Lando Norris rejeitou a alegação de Max Verstappen de que poderia ter vencido o título mais cedo se estivesse aos comandos do MCL38 da McLaren. Norris argumentou que o défice significativo de pontos que tentou diminuir após o domínio da Red Bull no início da época, não tinha precedentes e sublinhou a vantagem substancial que a Red Bull tinha no início da época.

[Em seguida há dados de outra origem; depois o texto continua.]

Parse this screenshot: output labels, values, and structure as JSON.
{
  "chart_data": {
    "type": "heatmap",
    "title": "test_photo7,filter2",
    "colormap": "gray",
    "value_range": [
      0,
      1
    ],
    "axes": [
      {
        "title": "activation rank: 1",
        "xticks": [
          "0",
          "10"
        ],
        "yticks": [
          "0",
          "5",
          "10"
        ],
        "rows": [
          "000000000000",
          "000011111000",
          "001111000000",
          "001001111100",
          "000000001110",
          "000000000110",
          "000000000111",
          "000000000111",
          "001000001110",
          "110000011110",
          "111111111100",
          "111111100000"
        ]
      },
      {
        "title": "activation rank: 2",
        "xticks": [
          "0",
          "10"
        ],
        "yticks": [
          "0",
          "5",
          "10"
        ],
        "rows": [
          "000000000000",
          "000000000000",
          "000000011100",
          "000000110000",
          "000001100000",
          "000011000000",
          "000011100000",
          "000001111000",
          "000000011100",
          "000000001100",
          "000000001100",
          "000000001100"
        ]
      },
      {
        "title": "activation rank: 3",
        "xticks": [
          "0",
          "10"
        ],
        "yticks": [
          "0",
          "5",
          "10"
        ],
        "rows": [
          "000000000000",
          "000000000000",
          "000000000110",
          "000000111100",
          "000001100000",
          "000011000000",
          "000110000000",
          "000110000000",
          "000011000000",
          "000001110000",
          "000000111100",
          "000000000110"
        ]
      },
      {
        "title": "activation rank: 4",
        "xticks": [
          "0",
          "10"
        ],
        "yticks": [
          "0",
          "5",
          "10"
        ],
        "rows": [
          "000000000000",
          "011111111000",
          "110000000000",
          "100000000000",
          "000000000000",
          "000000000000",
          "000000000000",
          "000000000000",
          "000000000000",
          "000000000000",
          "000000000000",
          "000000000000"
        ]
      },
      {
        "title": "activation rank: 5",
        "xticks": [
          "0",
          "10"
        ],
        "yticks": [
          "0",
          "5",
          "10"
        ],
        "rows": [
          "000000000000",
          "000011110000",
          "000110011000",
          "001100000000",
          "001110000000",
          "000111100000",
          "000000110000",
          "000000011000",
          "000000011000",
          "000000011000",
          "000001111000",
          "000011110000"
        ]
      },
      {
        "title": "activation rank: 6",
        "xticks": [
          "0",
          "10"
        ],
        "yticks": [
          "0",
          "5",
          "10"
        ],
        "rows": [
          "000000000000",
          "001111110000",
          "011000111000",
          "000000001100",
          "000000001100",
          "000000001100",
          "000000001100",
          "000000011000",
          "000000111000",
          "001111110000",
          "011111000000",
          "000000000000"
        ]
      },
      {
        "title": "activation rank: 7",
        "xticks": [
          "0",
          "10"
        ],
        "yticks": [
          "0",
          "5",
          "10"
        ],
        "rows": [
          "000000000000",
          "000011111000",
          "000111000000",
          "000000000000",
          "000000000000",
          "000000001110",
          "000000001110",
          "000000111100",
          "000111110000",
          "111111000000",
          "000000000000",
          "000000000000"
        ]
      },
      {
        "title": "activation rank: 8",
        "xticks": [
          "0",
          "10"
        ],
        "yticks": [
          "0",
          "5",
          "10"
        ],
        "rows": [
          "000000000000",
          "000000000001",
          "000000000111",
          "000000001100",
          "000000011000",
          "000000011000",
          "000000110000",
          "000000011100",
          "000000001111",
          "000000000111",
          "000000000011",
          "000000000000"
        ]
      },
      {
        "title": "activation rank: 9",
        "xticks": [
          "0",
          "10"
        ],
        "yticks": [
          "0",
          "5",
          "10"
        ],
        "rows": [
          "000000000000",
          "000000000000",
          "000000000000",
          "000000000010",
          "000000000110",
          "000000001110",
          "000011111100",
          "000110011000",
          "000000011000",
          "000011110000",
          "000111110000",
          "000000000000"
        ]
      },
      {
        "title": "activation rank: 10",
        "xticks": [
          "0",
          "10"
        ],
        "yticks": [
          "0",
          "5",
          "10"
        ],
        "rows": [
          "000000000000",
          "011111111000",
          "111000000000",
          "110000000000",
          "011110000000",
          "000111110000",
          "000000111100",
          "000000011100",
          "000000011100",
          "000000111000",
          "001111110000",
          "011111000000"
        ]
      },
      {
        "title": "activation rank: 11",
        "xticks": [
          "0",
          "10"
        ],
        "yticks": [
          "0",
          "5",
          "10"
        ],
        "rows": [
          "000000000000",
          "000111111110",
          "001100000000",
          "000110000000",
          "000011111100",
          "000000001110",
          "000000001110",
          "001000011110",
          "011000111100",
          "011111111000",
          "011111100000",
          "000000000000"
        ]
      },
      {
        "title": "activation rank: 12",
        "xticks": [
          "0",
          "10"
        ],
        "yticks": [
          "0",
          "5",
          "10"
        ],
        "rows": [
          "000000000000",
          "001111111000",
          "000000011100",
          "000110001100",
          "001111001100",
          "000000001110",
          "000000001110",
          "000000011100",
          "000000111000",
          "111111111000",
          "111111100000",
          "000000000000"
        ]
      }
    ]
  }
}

Embora reconhecendo as capacidades excecionais de Verstappen, Norris sugeriu que as suas hipóteses teriam sido maiores se tivesse competido contra outro piloto. Ele expressou confiança no progresso da McLaren sob o comando de Andrea Stella e nas suas próprias melhorias de desempenho, especialmente na segunda metade da temporada. Olhando para o futuro, Norris acredita que pode disputar o campeonato em 2025 com um carro competitivo, citando o crescimento pessoal constante e a prontidão para o desafio.
Questionado sobre se Verstappen teria ganho o campeonato com a McLaren esta época, Norris disse ao The Telegraph: “Não, definitivamente não. Ninguém na história da Fórmula 1 conseguiu recuperar de um défice tão grande como o que eu tinha. Ninguém. Nunca. E houve oscilações de desempenho dos carros muito maiores no passado do que agora. A vantagem que eles [Red Bull] tinham no início da época sobre toda a gente era muito maior do que a que nós temos tido. Acho que se fosse qualquer outro piloto, bem, não qualquer outro piloto, mas se não fosse Max e a Red Bull, acho que as chances teriam sido muito maiores”.
“Mas este ano foi um ano de melhor desempenho para mim do que o ano passado. A minha progressão este ano é maior do que provavelmente tem sido nos últimos anos. Acho que, a partir da pausa de verão, ainda cometi erros aqui e ali, não me interpretem mal. É verdade. Mas este ano foi um ano de melhor desempenho para mim do que o ano passado. Mas todos cometem erros de vez em quando, até mesmo campeões mundiais. Mas acho que atuei no nível que preciso”.
Questionado se esse nível seria suficiente para conquistar o campeonato em 2025 com um carro competitivo, Norris concluiu: “Acho que sim.”